Name: Lilse Rodgers McKenna
Class Year: 2011
Organization Name: Lilse McKenna Inc
1. In one sentence, what does your job entail?
As the founder of a residential interior design firm my job entails everything from reviewing architectural drawings and overseeing contractors, to drawing furniture plans, designing furniture and scheming rooms, to managing the orders, timelines, and installations for a project.
2. What planned and unplanned events connected you to your industry and your first employer after Holy Cross? How did you learn/decide it was a good fit for you?
During my senior year at Holy Cross I had big plans to go to law school. At the time I thought that it would be the most logical and practical fit for me, and I took the LSAT class offered at Holy Cross to prepare for the exam. We were encouraged to take study breaks in between practice tests, and I found myself filling that time with interior design magazines like House Beautiful, Veranda, and Architectural Digest, and countless design blogs.
After taking the LSAT and starting to pull together my applications for law school I realized my heart wasn’t in it. Since long before the LSAT I’d enjoyed reading about and discussing interior design with my grandmother, and she and my mother both believed I had shown some innate talent in decorating. My Mom had often suggested I pursue it as a career, but I had the impression that most successful designers had degrees in interior design or a lifestyle that enabled them to open a firm “for fun.”
After graduation I applied for jobs in advertising and marketing, but nothing really felt like the right fit. In a moment of frustration with the job search process I googled the phone number for the office of my favorite interior designer at the time and asked if they needed an intern. They asked how soon I could start.
Within the first week of the internship, I knew I’d found the right career fit for me in interior design. Suddenly all of the knowledge I’d accumulated about interior design throughout my life, which I’d long thought was useless and just a hobby, had real value. I also started to see the opportunity to put another interest of mine, business and entrepreneurship, to use. I come from a family of entrepreneurs, and just as my knowledge of interior design had been somewhat subliminal, so too was my understanding of work and business through the lens of an entrepreneur. Having an understanding of how entrepreneurs think and operate gave me a leg up as an intern, and later an employee, of small business owners. I soon found out that neither a degree in design nor a large trust fund were necessary to start a successful interior design business.
3. What were you involved in when you were on campus?
I volunteered at Dismas House, was a club chair for the Comunications, Advertising & Marketing Club, and interned for the Public Affairs office.
4. What was your major and how did it affect your career decisions?
I was an English major and I think my creative writing classes gave me some insight into how much I enjoyed creative work.
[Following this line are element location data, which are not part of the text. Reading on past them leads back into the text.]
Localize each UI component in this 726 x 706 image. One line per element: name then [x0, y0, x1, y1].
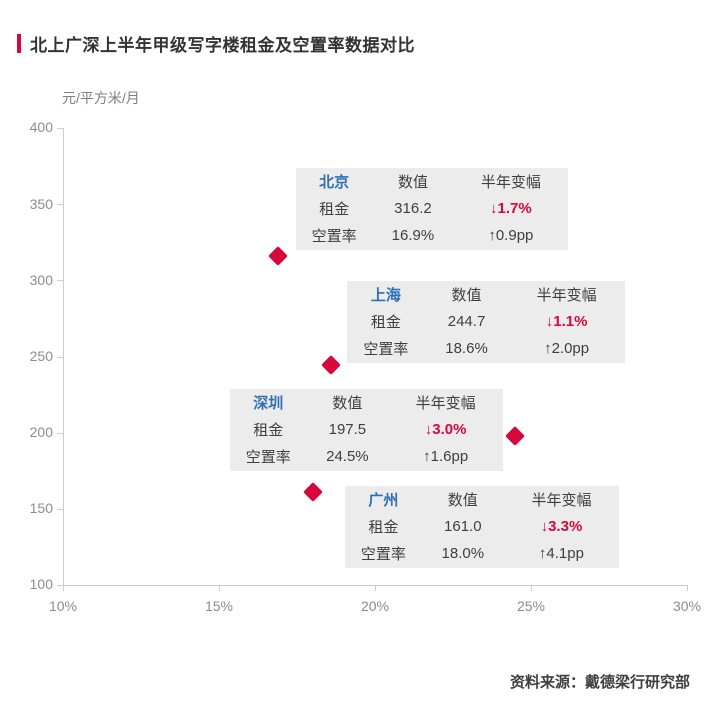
y-axis-tick: [57, 204, 63, 205]
row-label-vacancy: 空置率: [311, 228, 357, 245]
vacancy-change: ↑0.9pp: [488, 227, 534, 244]
row-label-vacancy: 空置率: [363, 341, 409, 358]
x-axis-tick: [63, 585, 64, 591]
x-tick-label: 20%: [360, 598, 390, 614]
vacancy-change: ↑1.6pp: [423, 448, 469, 465]
x-tick-label: 10%: [48, 598, 78, 614]
x-axis-tick: [531, 585, 532, 591]
col-header-change: 半年变幅: [415, 395, 476, 412]
y-tick-label: 100: [29, 576, 53, 592]
col-header-value: 数值: [451, 287, 482, 304]
rent-change: ↓1.1%: [545, 313, 588, 330]
rent-change: ↓3.3%: [540, 518, 583, 535]
row-label-vacancy: 空置率: [360, 546, 406, 563]
rent-value: 316.2: [394, 200, 432, 217]
col-header-change: 半年变幅: [480, 174, 541, 191]
x-axis-tick: [687, 585, 688, 591]
vacancy-change: ↑4.1pp: [538, 545, 584, 562]
rent-value: 161.0: [444, 518, 482, 535]
x-tick-label: 30%: [672, 598, 702, 614]
col-header-value: 数值: [397, 174, 428, 191]
y-tick-label: 300: [29, 272, 53, 288]
row-label-rent: 租金: [319, 201, 350, 218]
info-box-guangzhou: 广州 数值 半年变幅 租金 161.0 ↓3.3% 空置率 18.0% ↑4.1…: [345, 486, 619, 568]
col-header-change: 半年变幅: [531, 492, 592, 509]
vacancy-value: 24.5%: [326, 448, 369, 465]
vacancy-value: 18.0%: [441, 545, 485, 562]
rent-change: ↓1.7%: [490, 200, 532, 217]
row-label-rent: 租金: [370, 314, 401, 331]
info-box-shanghai: 上海 数值 半年变幅 租金 244.7 ↓1.1% 空置率 18.6% ↑2.0…: [347, 281, 625, 363]
y-tick-label: 150: [29, 500, 53, 516]
vacancy-change: ↑2.0pp: [544, 340, 590, 357]
city-name: 深圳: [253, 395, 284, 412]
y-axis-unit-label: 元/平方米/月: [62, 90, 140, 106]
vacancy-value: 18.6%: [445, 340, 488, 357]
y-axis-tick: [57, 357, 63, 358]
row-label-rent: 租金: [253, 422, 284, 439]
row-label-vacancy: 空置率: [245, 449, 291, 466]
info-box-beijing: 北京 数值 半年变幅 租金 316.2 ↓1.7% 空置率 16.9% ↑0.9…: [296, 168, 568, 250]
info-box-shenzhen: 深圳 数值 半年变幅 租金 197.5 ↓3.0% 空置率 24.5% ↑1.6…: [230, 389, 503, 471]
y-tick-label: 350: [29, 196, 53, 212]
col-header-change: 半年变幅: [536, 287, 597, 304]
city-name: 上海: [370, 287, 401, 304]
x-tick-label: 15%: [204, 598, 234, 614]
y-axis-tick: [57, 433, 63, 434]
col-header-value: 数值: [447, 492, 478, 509]
rent-value: 197.5: [328, 421, 367, 438]
y-axis-tick: [57, 280, 63, 281]
x-tick-label: 25%: [516, 598, 546, 614]
x-axis-tick: [375, 585, 376, 591]
data-point-guangzhou: [302, 482, 323, 502]
city-name: 广州: [368, 492, 399, 509]
y-axis-tick: [57, 509, 63, 510]
data-point-shanghai: [321, 354, 342, 375]
col-header-value: 数值: [332, 395, 363, 412]
rent-value: 244.7: [447, 313, 486, 330]
data-point-shenzhen: [505, 426, 526, 447]
city-name: 北京: [319, 174, 350, 191]
page-title: 北上广深上半年甲级写字楼租金及空置率数据对比: [17, 31, 415, 56]
x-axis-tick: [219, 585, 220, 591]
y-tick-label: 200: [29, 424, 53, 440]
data-point-beijing: [268, 245, 289, 266]
y-axis-line: [63, 128, 64, 586]
title-accent-bar: [17, 34, 21, 53]
rent-change: ↓3.0%: [424, 421, 467, 438]
vacancy-value: 16.9%: [391, 227, 435, 244]
row-label-rent: 租金: [368, 519, 399, 536]
y-tick-label: 400: [29, 119, 53, 135]
y-axis-tick: [57, 128, 63, 129]
y-tick-label: 250: [29, 348, 53, 364]
source-note: 资料来源：戴德梁行研究部: [509, 674, 690, 691]
page-title-text: 北上广深上半年甲级写字楼租金及空置率数据对比: [30, 36, 415, 55]
y-axis-tick: [57, 585, 63, 586]
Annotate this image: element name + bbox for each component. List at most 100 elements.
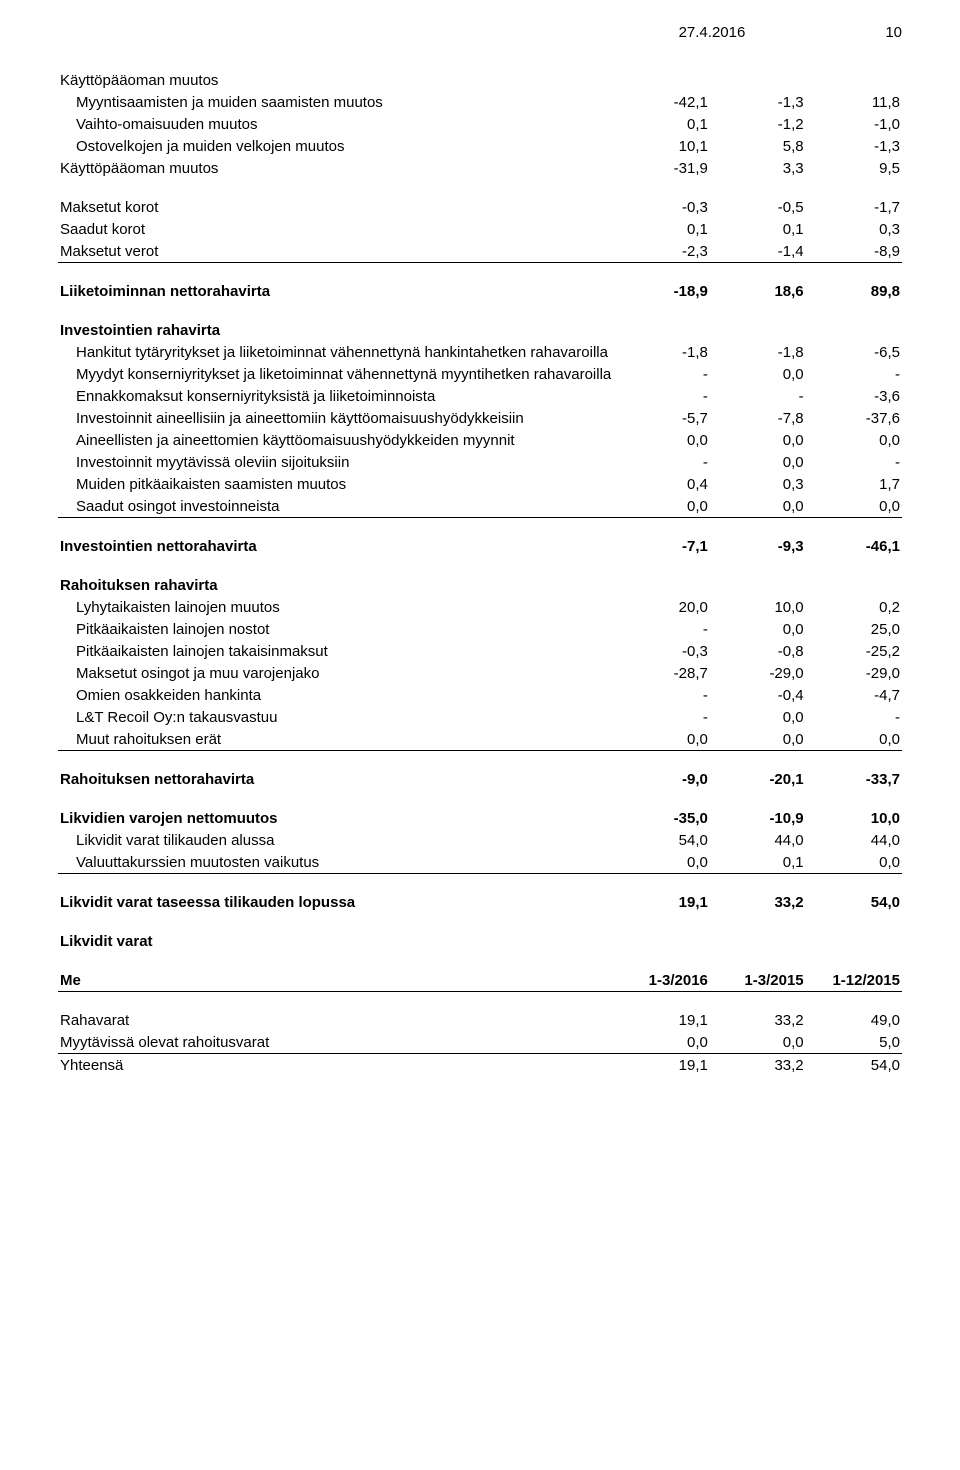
row-value: 1,7 [806,473,902,495]
row-value: 33,2 [710,1054,806,1077]
row-value: 1-3/2016 [614,969,710,992]
table-row: Käyttöpääoman muutos [58,69,902,91]
row-value: -1,0 [806,113,902,135]
row-value: -6,5 [806,341,902,363]
row-value: -10,9 [710,807,806,829]
row-value: 0,0 [806,728,902,751]
row-value: 20,0 [614,596,710,618]
table-row: Likvidit varat taseessa tilikauden lopus… [58,891,902,913]
row-value: -7,8 [710,407,806,429]
row-label: Aineellisten ja aineettomien käyttöomais… [58,429,614,451]
row-value: -9,0 [614,768,710,790]
row-value: - [614,451,710,473]
row-value: 18,6 [710,280,806,302]
row-value: 0,3 [806,218,902,240]
row-value: 0,2 [806,596,902,618]
row-value: -25,2 [806,640,902,662]
row-label: Rahoituksen nettorahavirta [58,768,614,790]
table-row: Muiden pitkäaikaisten saamisten muutos0,… [58,473,902,495]
row-value: 0,0 [614,429,710,451]
row-value: -37,6 [806,407,902,429]
row-label: Me [58,969,614,992]
row-label: Lyhytaikaisten lainojen muutos [58,596,614,618]
row-value: -35,0 [614,807,710,829]
row-label: Valuuttakurssien muutosten vaikutus [58,851,614,874]
row-value [806,930,902,952]
row-value: -4,7 [806,684,902,706]
row-value: 0,1 [710,218,806,240]
row-value [806,574,902,596]
table-row: Myydyt konserniyritykset ja liketoiminna… [58,363,902,385]
row-value: 44,0 [806,829,902,851]
row-value: 1-3/2015 [710,969,806,992]
table-row: Aineellisten ja aineettomien käyttöomais… [58,429,902,451]
row-value: 0,3 [710,473,806,495]
row-value: 9,5 [806,157,902,179]
row-value: 0,4 [614,473,710,495]
table-row: Omien osakkeiden hankinta--0,4-4,7 [58,684,902,706]
row-label: Myyntisaamisten ja muiden saamisten muut… [58,91,614,113]
table-row [58,263,902,281]
row-value [614,574,710,596]
row-value: 0,0 [806,851,902,874]
row-value: -1,2 [710,113,806,135]
table-row: Muut rahoituksen erät0,00,00,0 [58,728,902,751]
row-value: 10,0 [710,596,806,618]
row-value: -1,3 [806,135,902,157]
row-label: Investointien nettorahavirta [58,535,614,557]
table-row: Rahoituksen nettorahavirta-9,0-20,1-33,7 [58,768,902,790]
row-value: 11,8 [806,91,902,113]
table-row: Yhteensä19,133,254,0 [58,1054,902,1077]
row-value [806,319,902,341]
row-value: -31,9 [614,157,710,179]
row-value: -9,3 [710,535,806,557]
row-value: -28,7 [614,662,710,684]
row-label: Myytävissä olevat rahoitusvarat [58,1031,614,1054]
row-value: 0,1 [614,113,710,135]
row-label: Saadut korot [58,218,614,240]
table-row: Liiketoiminnan nettorahavirta-18,918,689… [58,280,902,302]
row-value: 5,8 [710,135,806,157]
row-value: 33,2 [710,1009,806,1031]
table-row: Investointien rahavirta [58,319,902,341]
row-value: 0,0 [710,618,806,640]
row-value: -7,1 [614,535,710,557]
row-value: 49,0 [806,1009,902,1031]
row-value [806,69,902,91]
row-value: 89,8 [806,280,902,302]
row-value: -1,8 [614,341,710,363]
row-value: 0,0 [710,495,806,518]
row-value: -5,7 [614,407,710,429]
table-row: Ostovelkojen ja muiden velkojen muutos10… [58,135,902,157]
table-row [58,302,902,319]
table-row: Investoinnit aineellisiin ja aineettomii… [58,407,902,429]
row-value: -3,6 [806,385,902,407]
row-value: 44,0 [710,829,806,851]
row-label: Yhteensä [58,1054,614,1077]
table-row: Pitkäaikaisten lainojen nostot-0,025,0 [58,618,902,640]
table-row: Saadut osingot investoinneista0,00,00,0 [58,495,902,518]
table-row: Ennakkomaksut konserniyrityksistä ja lii… [58,385,902,407]
table-row: Investointien nettorahavirta-7,1-9,3-46,… [58,535,902,557]
row-value: 3,3 [710,157,806,179]
row-value: 0,0 [614,1031,710,1054]
row-label: Käyttöpääoman muutos [58,157,614,179]
row-value [614,319,710,341]
row-value: -8,9 [806,240,902,263]
row-value: 1-12/2015 [806,969,902,992]
table-row: Vaihto-omaisuuden muutos0,1-1,2-1,0 [58,113,902,135]
row-label: Likvidien varojen nettomuutos [58,807,614,829]
row-value: 25,0 [806,618,902,640]
table-row: Myyntisaamisten ja muiden saamisten muut… [58,91,902,113]
row-value: - [614,363,710,385]
row-label: Likvidit varat taseessa tilikauden lopus… [58,891,614,913]
row-value: -29,0 [806,662,902,684]
table-row: Maksetut korot-0,3-0,5-1,7 [58,196,902,218]
row-value: 0,0 [614,728,710,751]
table-row: Valuuttakurssien muutosten vaikutus0,00,… [58,851,902,874]
row-value: -1,3 [710,91,806,113]
table-row: Lyhytaikaisten lainojen muutos20,010,00,… [58,596,902,618]
row-value: 33,2 [710,891,806,913]
table-row [58,874,902,892]
row-value: -0,5 [710,196,806,218]
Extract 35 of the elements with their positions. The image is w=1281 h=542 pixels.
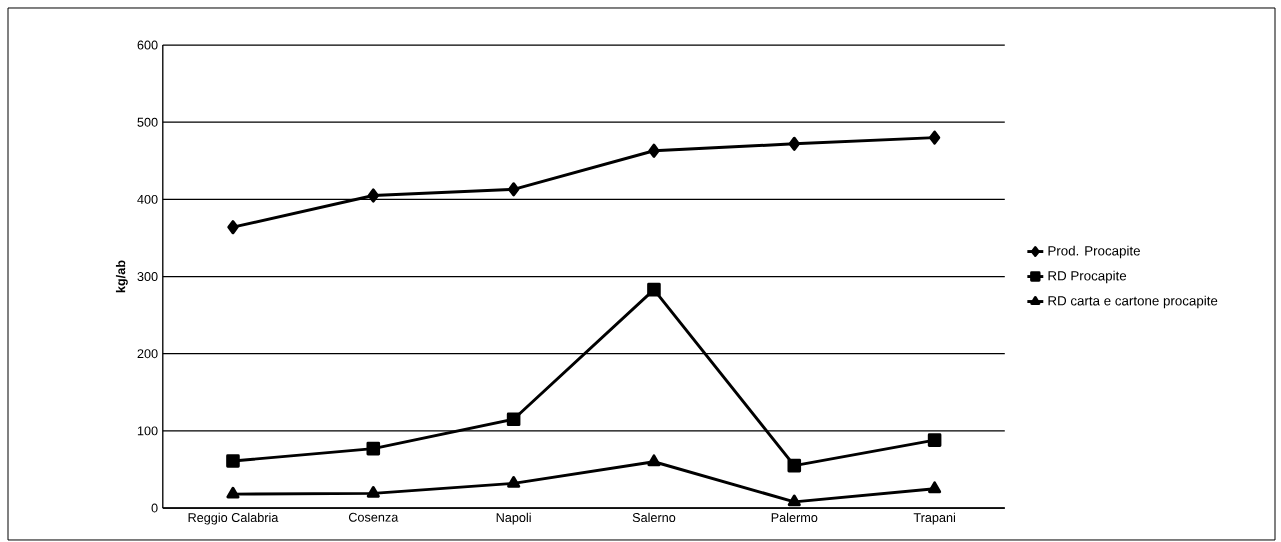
- point: [787, 458, 802, 473]
- y-tick-label: 500: [137, 117, 158, 127]
- y-axis-title: kg/ab: [115, 260, 128, 293]
- y-tick-label: 0: [151, 503, 158, 513]
- legend-label: RD carta e cartone procapite: [1048, 295, 1218, 309]
- point: [506, 412, 521, 427]
- y-tick-label: 400: [137, 194, 158, 204]
- point: [648, 143, 660, 158]
- point: [647, 454, 661, 467]
- point: [227, 220, 239, 235]
- y-tick-label: 600: [137, 40, 158, 50]
- legend-label: Prod. Procapite: [1048, 245, 1140, 259]
- point: [367, 188, 379, 203]
- point: [927, 433, 942, 447]
- point: [928, 130, 941, 145]
- point: [928, 481, 942, 494]
- point: [788, 136, 800, 151]
- x-tick-label: Cosenza: [348, 512, 399, 522]
- point: [507, 182, 520, 197]
- x-tick-label: Napoli: [496, 512, 531, 525]
- y-tick-label: 200: [137, 349, 158, 359]
- y-tick-label: 300: [137, 272, 158, 282]
- x-tick-label: Palermo: [771, 512, 818, 523]
- x-tick-label: Trapani: [913, 512, 955, 525]
- point: [366, 441, 381, 456]
- point: [647, 282, 661, 297]
- point: [226, 486, 240, 499]
- point: [366, 486, 380, 498]
- legend-label: RD Procapite: [1048, 270, 1127, 284]
- x-tick-label: Salerno: [632, 512, 676, 523]
- point: [226, 454, 240, 468]
- point: [507, 476, 521, 488]
- y-tick-label: 100: [137, 426, 158, 436]
- point: [787, 494, 801, 507]
- x-tick-label: Reggio Calabria: [188, 512, 279, 525]
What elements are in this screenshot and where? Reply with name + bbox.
The time I spent working on the assignments for those classes flew by, even when the assignments were difficult.
5. What are one or two skills that you developed at Holy Cross that you use in your work?
While I was at Holy Cross I learned to be very disciplined about my time because I found that the school work load would sneak up on me if I wasn’t consistently setting aside time at the library. In my industry it is very easy to be distracted by the creative part of the job and put the paperwork on the backburner. Unfortunately that is probably the quickest way to go out of business, so in life as in school I try to set aside specific time dedicated to the paperwork.
6. What advice do you have for students on campus today?
Trust your instincts when it comes to your future. Don’t force a career choice, or any choice for that matter, solely because it appears to be the most pragmatic. If it doesn’t feel right it isn’t, and you should take the time to find what is right for you. Also, pay attention to what interests you, even the things you think of as silly hobbies or the curiosities you take for granted. Today more than ever there is value in being an expert in a specialized field, so why not take advantage of that?